Independent, Pairwise Independent and Mutually Independent events

I want to understand the difference between Independent, Pairwise Independent and Mutually Independent events. I have read multiple answers related to this like in here, here and here. Most of them talk with 3 events and explain the difference between pairwise independent and mutually independent. I understand that. But what happens when there are $n$ events?

Suppose, $A_1$, $A_2$,....$A_n$ are n events, if

$$P(A_1 \cap A_2 \cap .... A_n) = P(A_1)P(A_2)....P(A_n)$$ but they are neither pairwise independent nor mutually independent. Only the above statement holds. Now, are these events still called Independent Events? Or is there any separate nomenclature for that?

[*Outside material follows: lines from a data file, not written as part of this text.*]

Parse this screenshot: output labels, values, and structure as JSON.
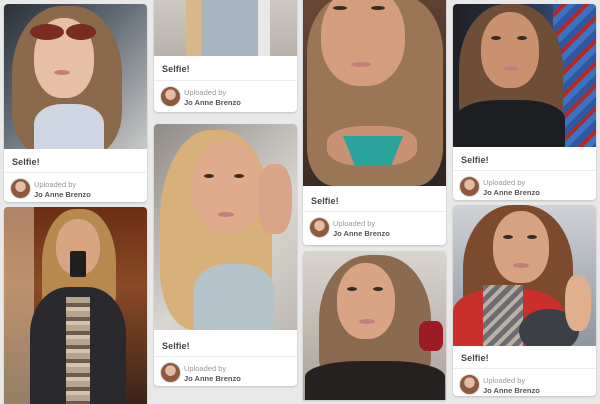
{
  "pins": [
    {
      "id": "c1p1",
      "caption": "Selfie!",
      "uploaded_label": "Uploaded by",
      "uploader": "Jo Anne Brenzo"
    },
    {
      "id": "c1p2",
      "caption": "",
      "uploaded_label": "",
      "uploader": ""
    },
    {
      "id": "c2p1",
      "caption": "Selfie!",
      "uploaded_label": "Uploaded by",
      "uploader": "Jo Anne Brenzo"
    },
    {
      "id": "c2p2",
      "caption": "Selfie!",
      "uploaded_label": "Uploaded by",
      "uploader": "Jo Anne Brenzo"
    },
    {
      "id": "c3p1",
      "caption": "Selfie!",
      "uploaded_label": "Uploaded by",
      "uploader": "Jo Anne Brenzo"
    },
    {
      "id": "c3p2",
      "caption": "",
      "uploaded_label": "",
      "uploader": ""
    },
    {
      "id": "c4p1",
      "caption": "Selfie!",
      "uploaded_label": "Uploaded by",
      "uploader": "Jo Anne Brenzo"
    },
    {
      "id": "c4p2",
      "caption": "Selfie!",
      "uploaded_label": "Uploaded by",
      "uploader": "Jo Anne Brenzo"
    }
  ],
  "colors": {
    "background": "#e9e9e9",
    "card": "#ffffff",
    "caption_text": "#444444",
    "uploader_text": "#555555"
  }
}
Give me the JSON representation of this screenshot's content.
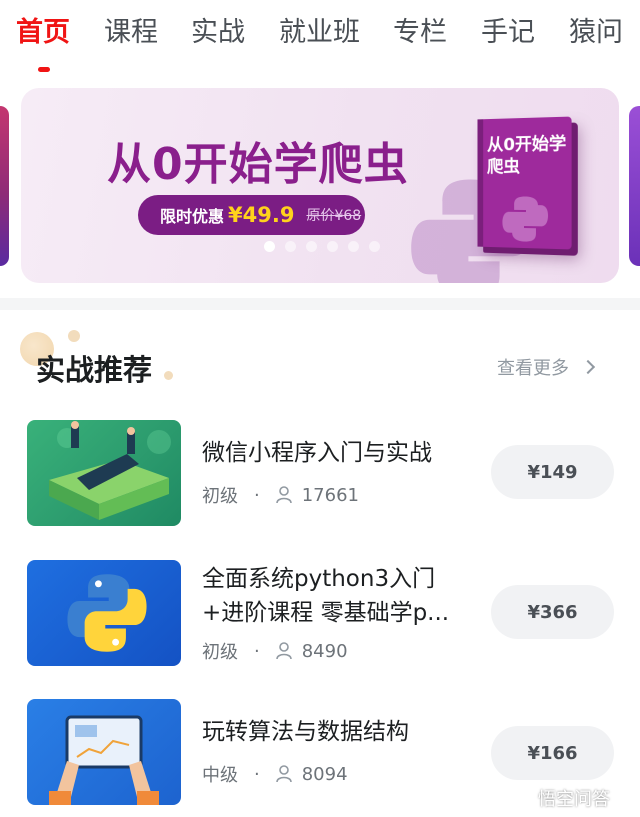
{
  "tabs": [
    {
      "label": "首页",
      "active": true
    },
    {
      "label": "课程",
      "active": false
    },
    {
      "label": "实战",
      "active": false
    },
    {
      "label": "就业班",
      "active": false
    },
    {
      "label": "专栏",
      "active": false
    },
    {
      "label": "手记",
      "active": false
    },
    {
      "label": "猿问",
      "active": false
    }
  ],
  "banner": {
    "title": "从0开始学爬虫",
    "promo_label": "限时优惠",
    "promo_price": "¥49.9",
    "original_price": "原价¥68",
    "book_title": "从0开始学爬虫",
    "slide_count": 6,
    "active_slide": 1
  },
  "section": {
    "title": "实战推荐",
    "more_label": "查看更多"
  },
  "courses": [
    {
      "title": "微信小程序入门与实战",
      "level": "初级",
      "separator": "·",
      "learners": "17661",
      "price": "¥149",
      "thumb_icon": "phone-illustration"
    },
    {
      "title": "全面系统python3入门+进阶课程 零基础学p...",
      "level": "初级",
      "separator": "·",
      "learners": "8490",
      "price": "¥366",
      "thumb_icon": "python-logo"
    },
    {
      "title": "玩转算法与数据结构",
      "level": "中级",
      "separator": "·",
      "learners": "8094",
      "price": "¥166",
      "thumb_icon": "tablet-chart-illustration"
    }
  ],
  "watermark": "悟空问答",
  "colors": {
    "accent": "#f01414",
    "banner_purple": "#7b1d84",
    "price_yellow": "#ffd21c"
  }
}
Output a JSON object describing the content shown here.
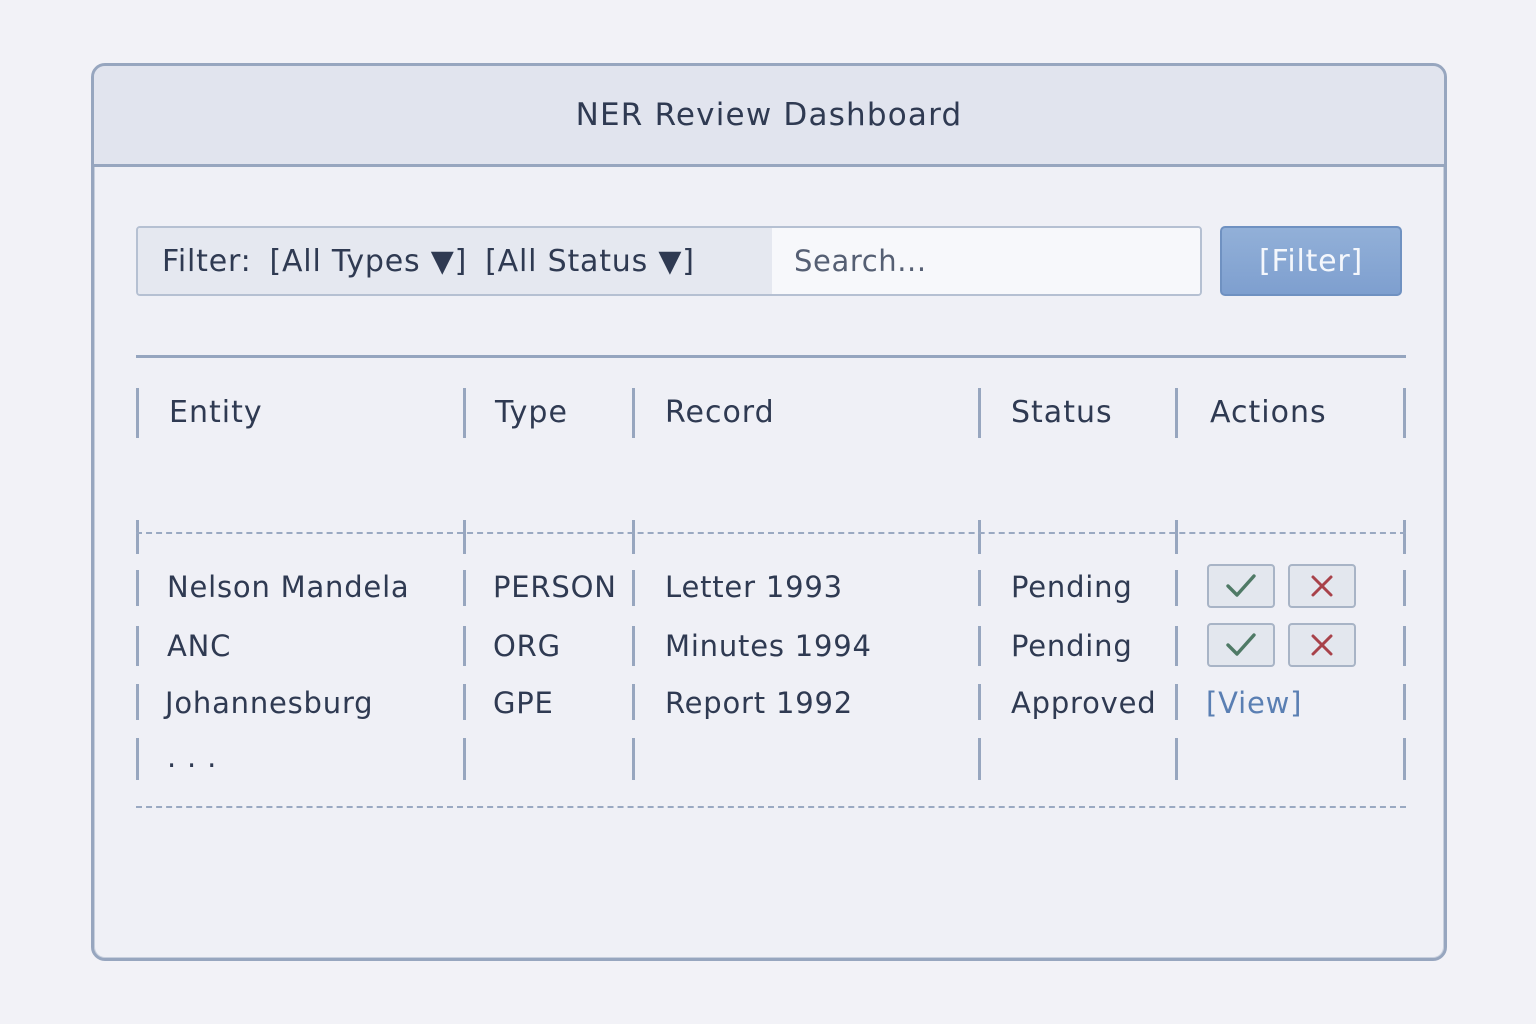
{
  "window": {
    "title": "NER Review Dashboard"
  },
  "filter": {
    "label": "Filter:",
    "type_dropdown": "[All Types ▼]",
    "status_dropdown": "[All Status ▼]",
    "search_placeholder": "Search...",
    "button_label": "[Filter]"
  },
  "table": {
    "headers": [
      "Entity",
      "Type",
      "Record",
      "Status",
      "Actions"
    ],
    "rows": [
      {
        "entity": "Nelson Mandela",
        "type": "PERSON",
        "record": "Letter 1993",
        "status": "Pending"
      },
      {
        "entity": "ANC",
        "type": "ORG",
        "record": "Minutes 1994",
        "status": "Pending"
      },
      {
        "entity": "Johannesburg",
        "type": "GPE",
        "record": "Report 1992",
        "status": "Approved",
        "view_label": "[View]"
      }
    ],
    "more_indicator": ". . ."
  },
  "icons": {
    "approve": "check-icon",
    "reject": "close-icon"
  },
  "colors": {
    "accent": "#7e9fcf",
    "approve": "#4f7a66",
    "reject": "#a8424a",
    "link": "#5a7fb3"
  }
}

• For a silly example, consider what happens if $A_1=\emptyset$ in which case trivially $P(A_1\cap A_2\cap\dots A_n)=P(A_1)P(A_2)\dots P(A_n)=0$, regardless of the nature of the relationships between $A_2,\dots,A_n$ – JMoravitz Aug 22 '18 at 5:40
• Sorry, I didn't get how it answers my question? Or, are you just adding an example? How does it help? – Nagabhushan S N Aug 22 '18 at 5:41
• I'm saying if you allow one of the events to be impossible, then any and every choice of $A_2,\dots,A_n$, in particular those which are not mutually nor pairwise independent, will satisfy the condition you give. They are neither pairwise nor mutually independent, and we do not have much if any information as to anything else related to how they act, so it seems unnecessary to give such a situation a name. – JMoravitz Aug 22 '18 at 5:52
• Oh! Okay. Understood. But you're giving one situation where it doesn't make sense. That doesn't mean there aren't any situations where it makes sense. The equation might hold true for some situation. Right? – Nagabhushan S N Aug 22 '18 at 6:13

The answer written by the OP is incorrect. The corrected statement:

Suppose it is said that some events $$A,B,C,D$$ are independent, it means that

$$P(A\cap B\cap C\cap D)=P(A)\cdot P(B)\cdot P(C)\cdot P(D)\\ P(A\cap B\cap C)=P(A)\cdot P(B)\cdot P(C)\\ P(A\cap B\cap D) = P(A)\cdot P(B)\cdot P(D)\\ P(A\cap C\cap D)=P(A)\cdot P(C)\cdot P(D)\\ P(B\cap C\cap D)=P(B)\cdot P(C)\cdot P(D)\\ P(A\cap B)=P(A)\cdot P(B)\\\vdots$$

Saying that it implies the first line and nothing else is very incorrect. For events to be mutually independent, that means that the probability of any intersection of any subset of the events is equal to the product of their respective probabilities. Having called a collection of events "independent" is the same as having called them mutually independent, we were just lazy and didn't include the word "mutually." There is not some third kind of independence different than pairwise and mutual independence that we refer to. Further, mutual independence directly implies pairwise independence.

I got the below answer.

Mutual Independence and Pairwise Independence can be defined on a collection of events only. When it is said that a collection of events is independent, it means that all the events in the collection are mutually independent.

Suppose it is said that some events $A$, $B$, $C$, $D$ are independent, it means that $$P(A \cap B \cap C \cap D) = P(A) * P(B) * P(C) * P(D)$$ and nothing else. We cannot assume that these events are pairwise or mutually independent.